The 2S vs the 3S debate

I was just looking for pros and cons of 2s and 3s Lipos and wondered why people will chose one over the other. I know that size can play a major part in this and also i understand that its not advised to run a 3s via normal motors

James
Boff

It's not really a debate... It's 3S because it's what the mainstay motor du jour is designed to run on. If you're running MTB Rhinos on anything else, you're probably doing it wrong. The MTB 180 Hellcat was also designed around 3S so that people would have cross compatibility.

If you're not upgrading your motors then 2S for stock is fine however if you're over-volting then you're going to need to re-wire. You might as well then motor swap while you're there.
Franksie

i intend to do a rewire with 2S and stock motors first so i can get to know the blaster workings better.  Subconsciously i also feel as if FPS will be a bit lower with this setup for use against the kids and/or indoors.  Is there any real world fact in that assumption?! Laughing
Boff

You are correct: most 2S/stock motor builds don't clock much over 100FPS from memory. Compare that to a 3S LiPo MTB Rhino Stryfe that will shoot in the 110-115FPS range just fine.
UKNerfWar

Boff is bias because he only stocks 3S motors.

If you want an impartial answer to your question then it depends entirely on the motors you are going to be using in your build. Some work best on 2S, some on 3S so when deciding how to upgrade your blaster it's always best to start with the motors.

The size of the pack is another factor to consider. 2S packs are generally smaller in size for the same capacity so if you have a small battery compartment, a 2S pack will like permit you higher capacity.
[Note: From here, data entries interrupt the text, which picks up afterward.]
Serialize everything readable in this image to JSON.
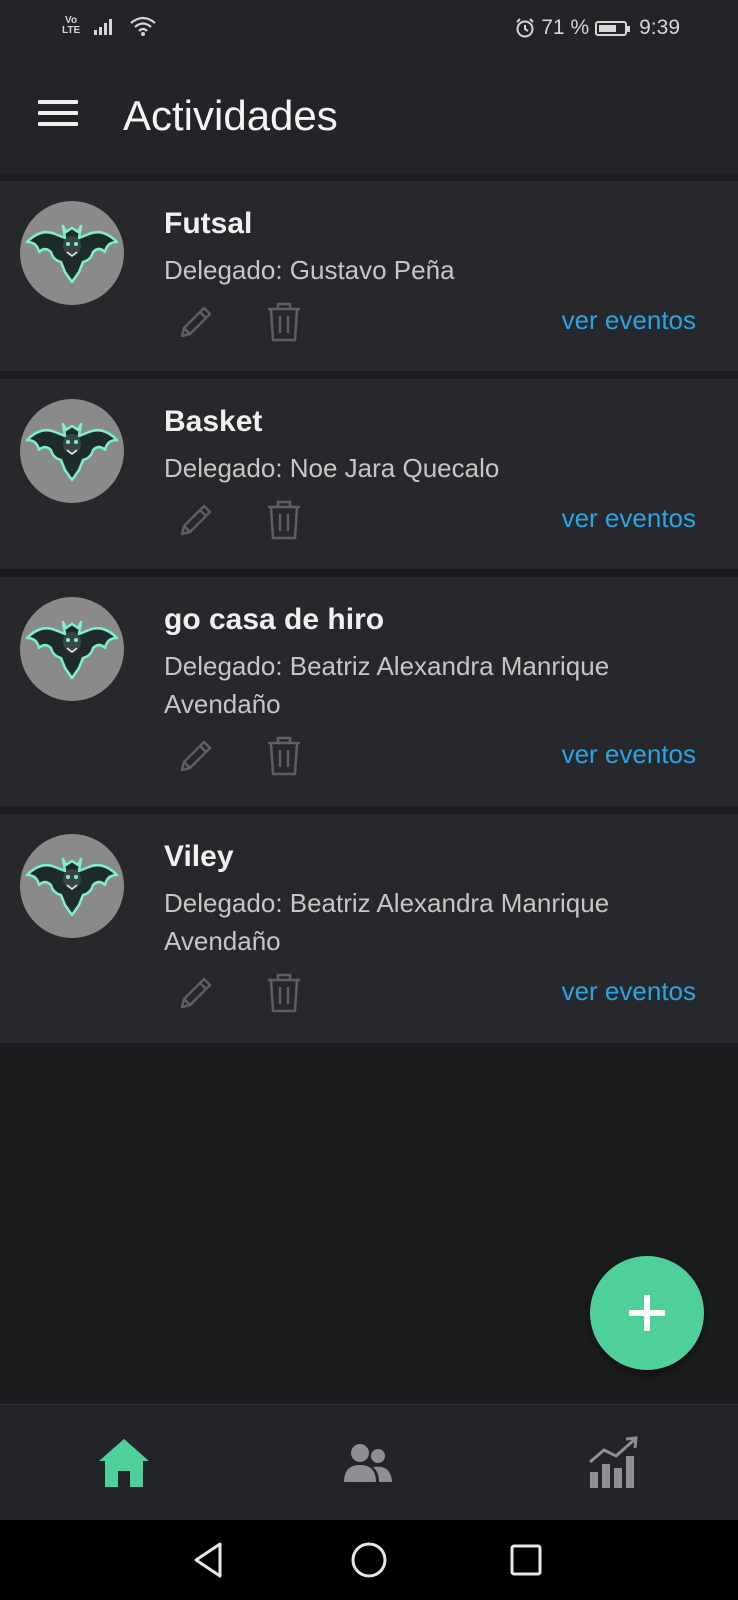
{
  "status": {
    "network": "LTE",
    "volte": "Vo",
    "battery_percent": "71 %",
    "battery_level": 0.71,
    "time": "9:39"
  },
  "app_bar": {
    "title": "Actividades"
  },
  "activities": [
    {
      "name": "Futsal",
      "delegate": "Delegado: Gustavo Peña",
      "link": "ver eventos"
    },
    {
      "name": "Basket",
      "delegate": "Delegado: Noe Jara Quecalo",
      "link": "ver eventos"
    },
    {
      "name": "go casa de hiro",
      "delegate": "Delegado: Beatriz Alexandra Manrique Avendaño",
      "link": "ver eventos"
    },
    {
      "name": "Viley",
      "delegate": "Delegado: Beatriz Alexandra Manrique Avendaño",
      "link": "ver eventos"
    }
  ],
  "icons": {
    "menu": "menu-icon",
    "edit": "pencil-icon",
    "delete": "trash-icon",
    "fab": "plus-icon",
    "home": "home-icon",
    "people": "users-icon",
    "stats": "chart-icon"
  },
  "colors": {
    "accent": "#4fd09b",
    "link": "#2aa4e3",
    "background": "#1b1c1e",
    "card": "#27282b"
  }
}
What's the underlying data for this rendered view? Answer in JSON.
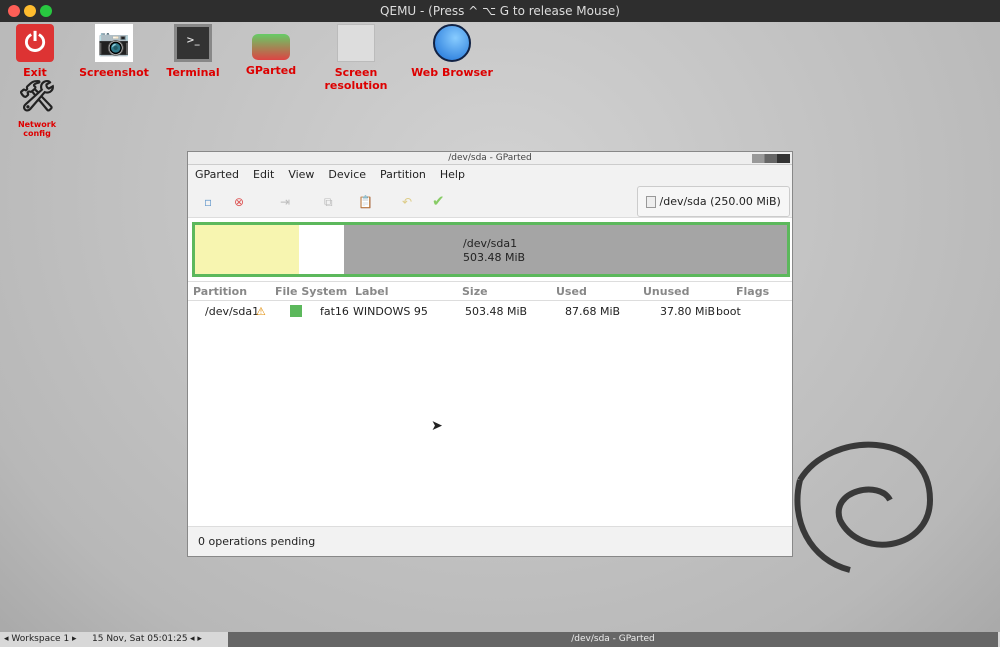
{
  "host": {
    "title": "QEMU - (Press ^ ⌥ G  to release Mouse)"
  },
  "desktop": {
    "icons": [
      {
        "label": "Exit",
        "icon": "power-icon"
      },
      {
        "label": "Screenshot",
        "icon": "camera-icon"
      },
      {
        "label": "Terminal",
        "icon": "terminal-icon"
      },
      {
        "label": "GParted",
        "icon": "disk-icon"
      },
      {
        "label": "Screen resolution",
        "icon": "monitor-icon"
      },
      {
        "label": "Web Browser",
        "icon": "globe-icon"
      },
      {
        "label": "Network config",
        "icon": "tools-icon"
      }
    ]
  },
  "window": {
    "title": "/dev/sda - GParted",
    "menu": [
      "GParted",
      "Edit",
      "View",
      "Device",
      "Partition",
      "Help"
    ],
    "device": "/dev/sda (250.00 MiB)",
    "disk_map": {
      "name": "/dev/sda1",
      "size": "503.48 MiB",
      "used_fraction": 0.17,
      "colors": {
        "used": "#f7f5b0",
        "unused": "#ffffff",
        "border": "#5cb85c"
      }
    },
    "columns": [
      "Partition",
      "File System",
      "Label",
      "Size",
      "Used",
      "Unused",
      "Flags"
    ],
    "rows": [
      {
        "partition": "/dev/sda1",
        "fs": "fat16",
        "label": "WINDOWS 95",
        "size": "503.48 MiB",
        "used": "87.68 MiB",
        "unused": "37.80 MiB",
        "flags": "boot",
        "fs_color": "#5cb85c"
      }
    ],
    "status": "0 operations pending"
  },
  "taskbar": {
    "workspace": "Workspace 1",
    "clock": "15 Nov, Sat 05:01:25",
    "task": "/dev/sda - GParted"
  }
}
For example, without using an ugly tray expander you can fit a 850mah 2S pack in a Stryfe tray but the biggest 3S I have found to fit is 350mah (this may have changed with the introduction of 'graphine' packs but I've not used those yet). Using a lower capacity 3S isn't necessarily a problem though. All you need to do is make sure you carry a spare and swap packs should you loose power during the day.
OldNoob

As noted, size of packs, with 3s being bigger, is a factor.
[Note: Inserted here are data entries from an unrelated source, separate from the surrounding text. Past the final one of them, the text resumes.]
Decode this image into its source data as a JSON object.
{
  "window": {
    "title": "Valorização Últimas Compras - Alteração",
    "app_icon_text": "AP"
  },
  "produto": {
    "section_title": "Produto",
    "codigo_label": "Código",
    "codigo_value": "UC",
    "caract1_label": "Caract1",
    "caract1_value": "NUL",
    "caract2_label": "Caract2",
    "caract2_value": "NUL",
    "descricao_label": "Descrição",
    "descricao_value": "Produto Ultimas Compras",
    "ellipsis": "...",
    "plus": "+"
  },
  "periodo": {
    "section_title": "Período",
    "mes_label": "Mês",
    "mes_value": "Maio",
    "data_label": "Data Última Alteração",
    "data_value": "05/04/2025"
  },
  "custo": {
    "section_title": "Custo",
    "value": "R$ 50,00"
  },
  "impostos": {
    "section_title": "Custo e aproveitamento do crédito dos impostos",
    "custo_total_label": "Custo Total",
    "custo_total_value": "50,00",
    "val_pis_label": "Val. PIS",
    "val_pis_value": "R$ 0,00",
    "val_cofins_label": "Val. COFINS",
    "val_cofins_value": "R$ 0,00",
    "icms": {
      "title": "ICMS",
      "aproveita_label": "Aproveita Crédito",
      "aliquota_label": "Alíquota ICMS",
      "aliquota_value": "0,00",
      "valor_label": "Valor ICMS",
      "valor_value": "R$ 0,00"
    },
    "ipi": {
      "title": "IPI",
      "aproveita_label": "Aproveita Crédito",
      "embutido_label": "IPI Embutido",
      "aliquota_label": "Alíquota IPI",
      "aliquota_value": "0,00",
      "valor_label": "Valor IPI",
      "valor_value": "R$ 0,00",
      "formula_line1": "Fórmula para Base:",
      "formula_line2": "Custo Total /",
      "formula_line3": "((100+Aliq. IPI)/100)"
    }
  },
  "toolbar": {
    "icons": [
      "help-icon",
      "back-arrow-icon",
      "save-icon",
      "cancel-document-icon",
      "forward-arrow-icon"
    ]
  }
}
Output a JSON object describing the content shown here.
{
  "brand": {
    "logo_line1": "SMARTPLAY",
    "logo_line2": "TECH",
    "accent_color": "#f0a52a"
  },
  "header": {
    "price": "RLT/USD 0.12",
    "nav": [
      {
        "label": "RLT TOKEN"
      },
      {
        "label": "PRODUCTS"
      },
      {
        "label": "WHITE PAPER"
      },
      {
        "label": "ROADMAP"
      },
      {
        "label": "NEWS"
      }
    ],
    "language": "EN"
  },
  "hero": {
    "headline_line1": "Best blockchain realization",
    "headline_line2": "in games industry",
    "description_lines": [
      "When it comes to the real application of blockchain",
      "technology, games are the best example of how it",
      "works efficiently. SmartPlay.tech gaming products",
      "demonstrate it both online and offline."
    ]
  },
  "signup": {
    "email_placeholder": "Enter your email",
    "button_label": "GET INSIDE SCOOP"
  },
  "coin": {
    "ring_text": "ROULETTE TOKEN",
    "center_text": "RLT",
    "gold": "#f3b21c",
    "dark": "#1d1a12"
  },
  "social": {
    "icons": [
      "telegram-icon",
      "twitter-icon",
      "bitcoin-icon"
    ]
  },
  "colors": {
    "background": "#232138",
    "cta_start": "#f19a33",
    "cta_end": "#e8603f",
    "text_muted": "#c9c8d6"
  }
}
The key with pack selection is to ensure its matched to the motors you are using, MTB have made this easier by pre setting the RPM to the optimal range at their recommended voltage, e.g. Rhinos freewheel at 33k @ 3s and Honeybadgers at 36k @ 2s. This has a knock on in the RS where you pick a Rate of Fire by RPM.
The next factor, after the pysical size of the pack and its resultant performance, is the current loads imposed by the motors. A motor producing a given torque at a LOWER voltage will demand more CURRENT than a motor of similar power output at a higher voltage. This is to do with the conservation of energy, TLDR- you can't make something out of nothing. 3s motors will thus typically have lower CURRENT demand compared to a similarly spec'd 2s motor.
This becomes more obvious in 180 motors (master race) where the greater physical size enables them to produce monster torque (good news) relative to weedier 130's. Take the MTB hellcat, it makes a whopping 67mNm of torque, THREE TIMES that of a Rhino. It does so with a stall current of 23A. The MTB Reaper, 2s 180 prototype makes about 70mNm of torque but at a whopping 41A stall load.
That load can be a factor in component choice and safety, for example 2 of the Reaper motors is 82A potential stall,which is 410 TIMES A LETHAL LEVEL for humans. That should make people consider MOSFETS and Fuses as far more essential in hi power builds than they do currently. A single MOSFET running the flywheel motors or a 40A master fuse would protect you in the event of a short during a  stall.